20 - A função de emissor de papel-moeda é expressa pela conta base monetária. A função de emprestador de última instância aparece na conta redescontos e empréstimos. A função depositário das reservas internacionais é expressa na conta reservas internacionais, com valor expresso em moeda nacional de acordo com a taxa de câmbio. É importante notar ainda que é através da aquisição de títulos públicos comprados diretamente do Tesouro Nacional que o Banco Central pode desempenhar eventualmente a função de financiar o governo. E, como será visto nos capítulos referentes à teoria e operação da política monetária, é através da aquisição ou venda de títulos em carteira que o Banco Central pode controlar a taxa de juros da economia e a quantidade de meios de pagamento.
21 - O sistema monetário é aquele conjunto de instituições que pode criar meios de pagamento, isto é, o Banco Central e os bancos comerciais.
22 - Multiplicador monetário: público e bancos demandam moeda. ...como os bancos sabem que nem todos os clientes desejam sacar ao mesmo tempo seus depósitos, criam moeda escritural em uma quantidade superior às reservas que possuem. Consequentemente, os meios de pagamento tornam-se um múltiplo da base monetária.

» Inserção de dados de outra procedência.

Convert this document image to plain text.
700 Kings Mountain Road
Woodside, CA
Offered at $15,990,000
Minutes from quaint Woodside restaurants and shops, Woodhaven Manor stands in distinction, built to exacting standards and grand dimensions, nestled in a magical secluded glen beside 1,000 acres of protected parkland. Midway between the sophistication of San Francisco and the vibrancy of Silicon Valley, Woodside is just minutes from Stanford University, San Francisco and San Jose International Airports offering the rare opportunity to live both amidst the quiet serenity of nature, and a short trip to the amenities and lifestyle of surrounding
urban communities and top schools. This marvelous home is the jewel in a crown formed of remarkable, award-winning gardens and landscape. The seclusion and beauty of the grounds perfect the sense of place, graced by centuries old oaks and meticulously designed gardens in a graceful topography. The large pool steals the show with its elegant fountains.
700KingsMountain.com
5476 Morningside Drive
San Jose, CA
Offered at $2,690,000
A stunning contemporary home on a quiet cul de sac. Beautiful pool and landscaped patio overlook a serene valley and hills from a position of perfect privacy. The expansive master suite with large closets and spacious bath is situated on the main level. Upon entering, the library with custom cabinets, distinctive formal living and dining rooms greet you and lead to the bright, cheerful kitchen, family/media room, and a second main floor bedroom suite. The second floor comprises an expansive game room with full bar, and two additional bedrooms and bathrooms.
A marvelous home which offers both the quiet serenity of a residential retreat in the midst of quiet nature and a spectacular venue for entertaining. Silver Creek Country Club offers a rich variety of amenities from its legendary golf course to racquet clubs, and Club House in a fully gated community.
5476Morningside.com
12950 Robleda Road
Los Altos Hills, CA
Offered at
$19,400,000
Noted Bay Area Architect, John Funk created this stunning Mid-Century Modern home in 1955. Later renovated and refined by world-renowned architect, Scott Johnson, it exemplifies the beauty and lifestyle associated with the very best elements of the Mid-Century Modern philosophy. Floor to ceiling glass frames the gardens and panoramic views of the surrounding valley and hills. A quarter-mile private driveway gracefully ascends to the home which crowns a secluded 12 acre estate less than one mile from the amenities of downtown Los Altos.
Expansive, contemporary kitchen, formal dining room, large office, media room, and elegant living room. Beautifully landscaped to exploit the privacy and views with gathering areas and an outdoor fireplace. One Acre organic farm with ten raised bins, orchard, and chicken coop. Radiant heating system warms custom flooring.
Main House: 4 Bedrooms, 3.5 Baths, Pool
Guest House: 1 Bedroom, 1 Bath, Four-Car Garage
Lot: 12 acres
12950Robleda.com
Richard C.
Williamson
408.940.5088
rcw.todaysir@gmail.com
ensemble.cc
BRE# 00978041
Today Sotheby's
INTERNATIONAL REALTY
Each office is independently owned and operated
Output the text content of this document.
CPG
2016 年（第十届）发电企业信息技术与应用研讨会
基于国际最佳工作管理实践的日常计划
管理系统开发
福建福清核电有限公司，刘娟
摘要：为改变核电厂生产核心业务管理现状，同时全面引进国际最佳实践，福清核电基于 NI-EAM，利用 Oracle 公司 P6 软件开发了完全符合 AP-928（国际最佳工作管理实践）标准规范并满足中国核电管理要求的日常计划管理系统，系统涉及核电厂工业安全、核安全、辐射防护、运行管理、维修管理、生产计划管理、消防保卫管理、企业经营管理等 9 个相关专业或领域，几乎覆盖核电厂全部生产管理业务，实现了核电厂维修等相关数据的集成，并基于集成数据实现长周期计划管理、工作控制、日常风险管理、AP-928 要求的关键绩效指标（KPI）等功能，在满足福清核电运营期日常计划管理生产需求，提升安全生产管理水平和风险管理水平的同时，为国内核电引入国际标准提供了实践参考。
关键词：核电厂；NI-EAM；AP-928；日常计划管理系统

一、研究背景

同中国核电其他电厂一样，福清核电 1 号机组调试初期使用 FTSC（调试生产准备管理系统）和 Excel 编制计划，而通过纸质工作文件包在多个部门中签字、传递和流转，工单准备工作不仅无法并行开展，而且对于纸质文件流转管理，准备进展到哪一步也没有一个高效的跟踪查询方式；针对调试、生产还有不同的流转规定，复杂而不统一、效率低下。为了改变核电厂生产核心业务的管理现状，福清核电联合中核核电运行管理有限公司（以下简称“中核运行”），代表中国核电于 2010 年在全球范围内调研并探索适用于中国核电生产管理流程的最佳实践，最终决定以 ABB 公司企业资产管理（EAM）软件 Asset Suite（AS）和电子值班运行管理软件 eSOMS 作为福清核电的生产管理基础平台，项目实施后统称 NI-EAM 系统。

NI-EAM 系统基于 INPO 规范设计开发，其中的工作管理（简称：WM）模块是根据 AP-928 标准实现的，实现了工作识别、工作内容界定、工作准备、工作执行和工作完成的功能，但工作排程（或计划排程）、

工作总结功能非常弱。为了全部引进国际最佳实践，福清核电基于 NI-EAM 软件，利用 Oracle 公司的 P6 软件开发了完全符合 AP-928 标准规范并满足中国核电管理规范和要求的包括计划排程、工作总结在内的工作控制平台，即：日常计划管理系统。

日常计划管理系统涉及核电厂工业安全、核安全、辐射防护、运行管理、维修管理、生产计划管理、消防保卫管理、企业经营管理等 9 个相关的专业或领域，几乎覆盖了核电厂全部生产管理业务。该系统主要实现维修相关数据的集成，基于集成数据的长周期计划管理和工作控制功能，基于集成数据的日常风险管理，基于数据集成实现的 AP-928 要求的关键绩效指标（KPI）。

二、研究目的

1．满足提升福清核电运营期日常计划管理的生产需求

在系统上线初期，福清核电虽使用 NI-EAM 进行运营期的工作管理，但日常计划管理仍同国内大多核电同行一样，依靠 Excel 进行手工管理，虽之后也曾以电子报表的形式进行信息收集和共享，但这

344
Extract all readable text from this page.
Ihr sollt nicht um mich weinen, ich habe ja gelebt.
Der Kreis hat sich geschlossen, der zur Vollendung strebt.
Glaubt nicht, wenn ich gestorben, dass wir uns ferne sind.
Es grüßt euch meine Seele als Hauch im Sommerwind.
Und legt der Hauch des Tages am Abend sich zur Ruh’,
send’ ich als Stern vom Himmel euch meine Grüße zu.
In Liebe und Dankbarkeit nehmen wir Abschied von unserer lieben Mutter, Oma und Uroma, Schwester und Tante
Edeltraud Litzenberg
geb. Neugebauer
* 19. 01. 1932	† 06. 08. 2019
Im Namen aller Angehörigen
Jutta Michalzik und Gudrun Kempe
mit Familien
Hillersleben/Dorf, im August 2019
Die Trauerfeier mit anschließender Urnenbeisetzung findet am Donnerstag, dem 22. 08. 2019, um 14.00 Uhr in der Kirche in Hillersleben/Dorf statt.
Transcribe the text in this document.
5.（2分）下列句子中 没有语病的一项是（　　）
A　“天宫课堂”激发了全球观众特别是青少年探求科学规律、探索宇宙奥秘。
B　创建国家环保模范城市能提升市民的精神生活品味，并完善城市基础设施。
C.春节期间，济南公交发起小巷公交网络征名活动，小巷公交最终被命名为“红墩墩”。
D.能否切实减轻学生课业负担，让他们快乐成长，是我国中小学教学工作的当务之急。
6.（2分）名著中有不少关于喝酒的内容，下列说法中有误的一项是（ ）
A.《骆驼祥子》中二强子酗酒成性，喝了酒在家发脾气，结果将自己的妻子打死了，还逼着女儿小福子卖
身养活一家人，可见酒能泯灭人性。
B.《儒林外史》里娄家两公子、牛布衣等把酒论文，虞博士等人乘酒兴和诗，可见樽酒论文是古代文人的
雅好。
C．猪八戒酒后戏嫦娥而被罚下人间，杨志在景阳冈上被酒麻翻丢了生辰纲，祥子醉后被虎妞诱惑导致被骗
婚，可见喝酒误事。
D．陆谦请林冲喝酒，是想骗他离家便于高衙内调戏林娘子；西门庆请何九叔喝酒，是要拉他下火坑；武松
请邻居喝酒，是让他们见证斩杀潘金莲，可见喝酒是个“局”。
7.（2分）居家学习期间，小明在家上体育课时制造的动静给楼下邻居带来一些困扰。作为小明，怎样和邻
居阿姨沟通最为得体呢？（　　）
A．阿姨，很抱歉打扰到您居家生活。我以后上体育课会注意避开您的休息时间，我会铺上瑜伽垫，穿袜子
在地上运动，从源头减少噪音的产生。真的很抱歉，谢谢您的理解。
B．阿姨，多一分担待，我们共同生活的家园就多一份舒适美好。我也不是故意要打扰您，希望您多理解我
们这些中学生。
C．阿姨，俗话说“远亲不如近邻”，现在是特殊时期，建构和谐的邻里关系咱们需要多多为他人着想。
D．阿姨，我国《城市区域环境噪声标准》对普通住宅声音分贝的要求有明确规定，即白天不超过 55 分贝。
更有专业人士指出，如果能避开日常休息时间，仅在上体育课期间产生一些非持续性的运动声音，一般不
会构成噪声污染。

23 - ...O multiplicador monetário é a razão meios de pagamento/base monetária.
24 - Um monte de álgebra pra simplesmente dizer isto: ...se o multiplicador monetário de uma economia é 1,54 e o Banco Central fez a base monetária variar em 100 milhões de unidades monetárias, então, os meios de pagamento foram expandidos em 154 milhões de unidades monetárias. O Banco Central do Brasil divulga mensalmente o valor do multiplicador monetário.
25 - ...Ou outras obviedades como: ...Quando a quantidade de reservas bancárias em relação ao total de depósitos à vista (e) é aumentada, dada uma quantidade de depósitos à vista em relação ao total de meios de pagamento (d), menor será o multiplicador α. Isto pode ocorrer quando, por exemplo, o Banco Central decide elevar as reservas compulsórias dos bancos. O "d" é quanto o banco está disposto a criar meios de pagamento. Se sua política de crédito é agressiva e tal...
26 - Enfim, o BC pode influenciar tanto as reservas quanto a base. Quanto a essa última, "...impondo taxas punitivas nas operações de redesconto e empréstimos aos bancos comerciais". Há outras formas: ...A base monetária será expandida quando, por exemplo, o Banco Central compra dólares (e não realiza nenhuma operação que altere a magnitude do seu passivo não monetário). Quando o Banco Central vende títulos públicos (e não promove nenhuma alteração do seu passivo não monetário), reduz o tamanho da base monetária.
27 - Não esquecer do papel dos bancos privados. Os meios de pagamento aumentam quando os bancos comerciais compram títulos privados (e não realizam nenhuma operação que altere a magnitude das contas do passivo não monetário).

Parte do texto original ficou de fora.